When I wanted to go to college out-of-state, that wasn’t really going to happen. Too expensive. And being from North Dakota, I stayed in the favor of saving some bucks.

I desperately wanted to live on the California coast, still kinda do. But no, the economy isn’t too great out there, blah blah blah. I stay.

Well, here I am, 27, still living here in North Dakota. I have lots of friends and family in the city I grew up in, Bismarck. But, currently, I live in Grand Forks. I’m getting some experience as an English teacher and I just started an LMIS Master’s program.

I still say I want to go. And maybe I will. I joke that our bumper stickers should read, “North Dakota: Why the hell do we live here?” If you have ever spent more than two weeks in negative sixty with windchill, you’ll understand.

People who aren’t from the plains don’t get the beauty. “There aren’t any trees,” they’ll say. “It’s so flat!” (Yes, the eastern part of the state is incredibly flat. The poor children sled down the man-made dyke.) But, as you venture westward, you’ll see rolling hills. And the lone tree, so symbolic in itself, is a hauntingly beautiful sight.

The haunting beauty. You can almost feel our ancestors in the presence of a great wind. I get lost imagining just how the homesteaders made it through their first winters and summers, equally oppressive, here on the plains. I imagine the native people and how they withstood the blizzards and thunderstorms for so many years.

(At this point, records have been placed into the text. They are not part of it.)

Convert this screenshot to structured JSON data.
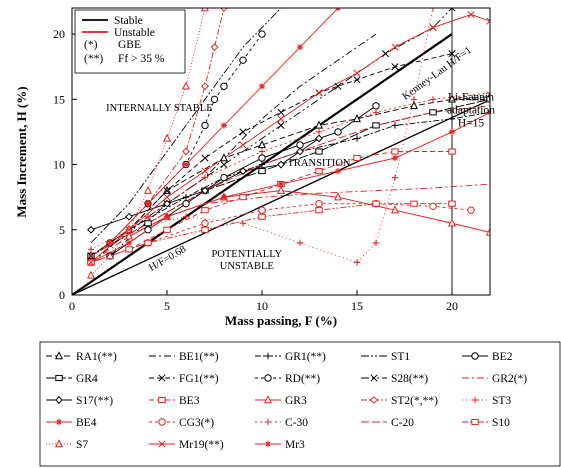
{
  "chart_data": {
    "type": "line",
    "xlabel": "Mass passing, F (%)",
    "ylabel": "Mass Increment, H (%)",
    "xlim": [
      0,
      22
    ],
    "ylim": [
      0,
      22
    ],
    "xticks": [
      0,
      5,
      10,
      15,
      20
    ],
    "yticks": [
      0,
      5,
      10,
      15,
      20
    ],
    "grid": false,
    "legend_top": [
      {
        "label": "Stable",
        "color": "#000000"
      },
      {
        "label": "Unstable",
        "color": "#e02020"
      }
    ],
    "legend_notes": [
      {
        "symbol": "(*)",
        "text": "GBE"
      },
      {
        "symbol": "(**)",
        "text": "Ff > 35 %"
      }
    ],
    "annotations": [
      {
        "text": "INTERNALLY STABLE",
        "x": 4.6,
        "y": 14.1
      },
      {
        "text": "TRANSITION",
        "x": 13.0,
        "y": 9.9
      },
      {
        "text": "POTENTIALLY",
        "x": 9.2,
        "y": 2.9
      },
      {
        "text": "UNSTABLE",
        "x": 9.2,
        "y": 2.0
      },
      {
        "text": "H/F=0.68",
        "x": 5.1,
        "y": 2.6
      },
      {
        "text": "Kenney-Lau H/F=1",
        "x": 19.3,
        "y": 16.8
      },
      {
        "text": "Li-Fannin",
        "x": 21.0,
        "y": 14.9
      },
      {
        "text": "adaptation",
        "x": 21.0,
        "y": 13.9
      },
      {
        "text": "H=15",
        "x": 21.0,
        "y": 12.9
      }
    ],
    "reference_lines": [
      {
        "name": "H/F=1",
        "x": [
          0,
          20
        ],
        "y": [
          0,
          20
        ]
      },
      {
        "name": "H/F=0.68",
        "x": [
          0,
          22
        ],
        "y": [
          0,
          14.96
        ]
      },
      {
        "name": "H=15",
        "x": [
          20,
          22
        ],
        "y": [
          15,
          15
        ]
      },
      {
        "name": "F=20",
        "x": [
          20,
          20
        ],
        "y": [
          0,
          22
        ]
      }
    ],
    "series": [
      {
        "name": "RA1(**)",
        "stable": true,
        "color": "#000000",
        "dash": "6,3",
        "marker": "triangle",
        "x": [
          1,
          3,
          5,
          8,
          10,
          13,
          15,
          18,
          20,
          22
        ],
        "y": [
          3,
          5,
          8,
          10.5,
          11.5,
          13,
          13.5,
          14.5,
          15,
          15.2
        ]
      },
      {
        "name": "BE1(**)",
        "stable": true,
        "color": "#000000",
        "dash": "7,3,2,3",
        "marker": "none",
        "x": [
          1,
          4,
          7,
          10,
          12,
          14,
          16
        ],
        "y": [
          2.5,
          6,
          9,
          13.5,
          16,
          18,
          20
        ]
      },
      {
        "name": "GR1(**)",
        "stable": true,
        "color": "#000000",
        "dash": "6,2,2,2",
        "marker": "plus",
        "x": [
          1,
          3,
          6,
          8,
          10,
          12,
          15,
          17,
          20,
          22
        ],
        "y": [
          3,
          5,
          7.5,
          9,
          10,
          11,
          12,
          13,
          13.5,
          14
        ]
      },
      {
        "name": "ST1",
        "stable": true,
        "color": "#000000",
        "dash": "8,2,2,2,2,2",
        "marker": "none",
        "x": [
          1,
          3,
          5,
          7,
          9,
          11
        ],
        "y": [
          4,
          7,
          11,
          15,
          19,
          22
        ]
      },
      {
        "name": "BE2",
        "stable": true,
        "color": "#000000",
        "dash": "none",
        "marker": "circle",
        "x": [
          2,
          4,
          6,
          8,
          10,
          12,
          14,
          16
        ],
        "y": [
          3,
          5,
          7,
          9,
          10.5,
          11.5,
          12.5,
          14.5
        ]
      },
      {
        "name": "GR4",
        "stable": true,
        "color": "#000000",
        "dash": "9,2",
        "marker": "rect",
        "x": [
          1,
          4,
          7,
          10,
          13,
          16,
          19,
          22
        ],
        "y": [
          3,
          5.5,
          8,
          9.5,
          11,
          13,
          14,
          15
        ]
      },
      {
        "name": "FG1(**)",
        "stable": true,
        "color": "#000000",
        "dash": "5,3",
        "marker": "x",
        "x": [
          1,
          3,
          5,
          7,
          9,
          11,
          13,
          15,
          17,
          20
        ],
        "y": [
          3,
          5,
          8,
          10.5,
          12.5,
          14,
          15.5,
          16.5,
          17.5,
          18.5
        ]
      },
      {
        "name": "RD(**)",
        "stable": true,
        "color": "#000000",
        "dash": "3,3",
        "marker": "circle",
        "x": [
          2,
          4,
          6,
          7,
          7.5,
          8,
          9,
          10
        ],
        "y": [
          4,
          7,
          10,
          13,
          15,
          16,
          18,
          20
        ]
      },
      {
        "name": "S28(**)",
        "stable": true,
        "color": "#000000",
        "dash": "8,3,2,3,2,3",
        "marker": "x",
        "x": [
          2,
          5,
          8,
          11,
          14,
          16.5,
          19,
          20
        ],
        "y": [
          3,
          7,
          10,
          13,
          16,
          18.5,
          20.5,
          22
        ]
      },
      {
        "name": "GR2(*)",
        "stable": false,
        "color": "#e02020",
        "dash": "7,3,2,3",
        "marker": "none",
        "x": [
          1,
          3,
          5,
          7,
          10,
          13,
          16,
          19,
          22
        ],
        "y": [
          2.5,
          4.5,
          6,
          7,
          7.5,
          7.8,
          8,
          8.2,
          8.5
        ]
      },
      {
        "name": "S17(**)",
        "stable": true,
        "color": "#000000",
        "dash": "none",
        "marker": "diamond",
        "x": [
          1,
          3,
          5,
          7,
          9,
          11,
          12,
          13
        ],
        "y": [
          5,
          6,
          7,
          8,
          9.5,
          10,
          11,
          12
        ]
      },
      {
        "name": "BE3",
        "stable": false,
        "color": "#e02020",
        "dash": "5,3",
        "marker": "rect",
        "x": [
          1,
          3,
          5,
          7,
          9,
          11,
          13,
          15,
          17,
          20
        ],
        "y": [
          2.5,
          3.5,
          5,
          6.5,
          7.5,
          8.5,
          9.5,
          10.5,
          11,
          11
        ]
      },
      {
        "name": "GR3",
        "stable": false,
        "color": "#e02020",
        "dash": "none",
        "marker": "triangle",
        "x": [
          3,
          5,
          8,
          11,
          14,
          17,
          20,
          22
        ],
        "y": [
          4.5,
          6,
          7.5,
          8,
          7.5,
          6.5,
          5.5,
          4.8
        ]
      },
      {
        "name": "ST2(*,**)",
        "stable": false,
        "color": "#e02020",
        "dash": "6,2,2,2",
        "marker": "diamond",
        "x": [
          2,
          4,
          6,
          7,
          7.5,
          8
        ],
        "y": [
          4,
          7,
          11,
          16,
          19,
          22
        ]
      },
      {
        "name": "ST3",
        "stable": false,
        "color": "#e02020",
        "dash": "1,3",
        "marker": "plus",
        "x": [
          1,
          3,
          6,
          9,
          12,
          15,
          16,
          17,
          18,
          19
        ],
        "y": [
          3.5,
          5,
          6,
          5.5,
          4,
          2.5,
          4,
          9,
          15,
          22
        ]
      },
      {
        "name": "BE4",
        "stable": false,
        "color": "#e02020",
        "dash": "none",
        "marker": "star",
        "x": [
          1,
          3,
          5,
          8,
          11,
          14,
          17,
          20,
          22
        ],
        "y": [
          2.5,
          4,
          6,
          7.5,
          8.5,
          9.5,
          10.5,
          12.5,
          14
        ]
      },
      {
        "name": "CG3(*)",
        "stable": false,
        "color": "#e02020",
        "dash": "3,3",
        "marker": "circle",
        "x": [
          1,
          4,
          7,
          10,
          13,
          16,
          19,
          21
        ],
        "y": [
          2.5,
          4,
          5.5,
          6.5,
          7,
          7,
          6.8,
          6.5
        ]
      },
      {
        "name": "C-30",
        "stable": false,
        "color": "#e02020",
        "dash": "2,3",
        "marker": "plus",
        "x": [
          1,
          4,
          7,
          10,
          13,
          16,
          19,
          22
        ],
        "y": [
          3,
          6,
          9,
          11,
          12.5,
          14,
          15,
          15.5
        ]
      },
      {
        "name": "C-20",
        "stable": false,
        "color": "#e02020",
        "dash": "8,3",
        "marker": "none",
        "x": [
          1,
          4,
          7,
          10,
          13,
          16,
          19,
          22
        ],
        "y": [
          3,
          5.5,
          8,
          10,
          11.5,
          13,
          14,
          14.5
        ]
      },
      {
        "name": "S10",
        "stable": false,
        "color": "#e02020",
        "dash": "6,2,2,2,2,2",
        "marker": "rect",
        "x": [
          1,
          4,
          7,
          10,
          13,
          16,
          18,
          20
        ],
        "y": [
          2.5,
          4,
          5,
          6,
          6.5,
          7,
          7,
          7
        ]
      },
      {
        "name": "S7",
        "stable": false,
        "color": "#e02020",
        "dash": "1,2",
        "marker": "triangle",
        "x": [
          1,
          2,
          3,
          4,
          5,
          6,
          7
        ],
        "y": [
          1.5,
          3,
          5,
          8,
          12,
          16,
          22
        ]
      },
      {
        "name": "Mr19(**)",
        "stable": false,
        "color": "#e02020",
        "dash": "none",
        "marker": "x",
        "x": [
          1,
          3,
          5,
          7,
          9,
          11,
          13,
          15,
          17,
          19,
          21,
          22
        ],
        "y": [
          2.5,
          5,
          7.5,
          9.5,
          11.5,
          13.5,
          15.5,
          17,
          19,
          20.5,
          21.5,
          21
        ]
      },
      {
        "name": "Mr3",
        "stable": false,
        "color": "#e02020",
        "dash": "none",
        "marker": "star",
        "x": [
          2,
          4,
          6,
          8,
          10,
          12,
          14
        ],
        "y": [
          4,
          7,
          10,
          13,
          16,
          19,
          22
        ]
      }
    ]
  }
}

The grasses come in the colors of the rainbow, subtly. Waving like a million hands that collectively make up the sea of amber with dashes of burgundy. Little splashes of deep green. In the distance, a hazy blue. Little yellow flowers and champagne colored straw. You may have to look for it, but it is there.

And then there’s the sky.

The sky here is expansive. It’s pervasive and the infinity of it is contagious. I think we make daydreamers here in North Dakota. We make introspective sunset-watchers. The beauty of this place isn’t in-your-face like a jungle waterfall. It is a creeper. It lulls you into a state of imagination. Turn your face up to the sky here and see the massive clouds and the palette of the day: maybe a renaissance peach and smoky blue.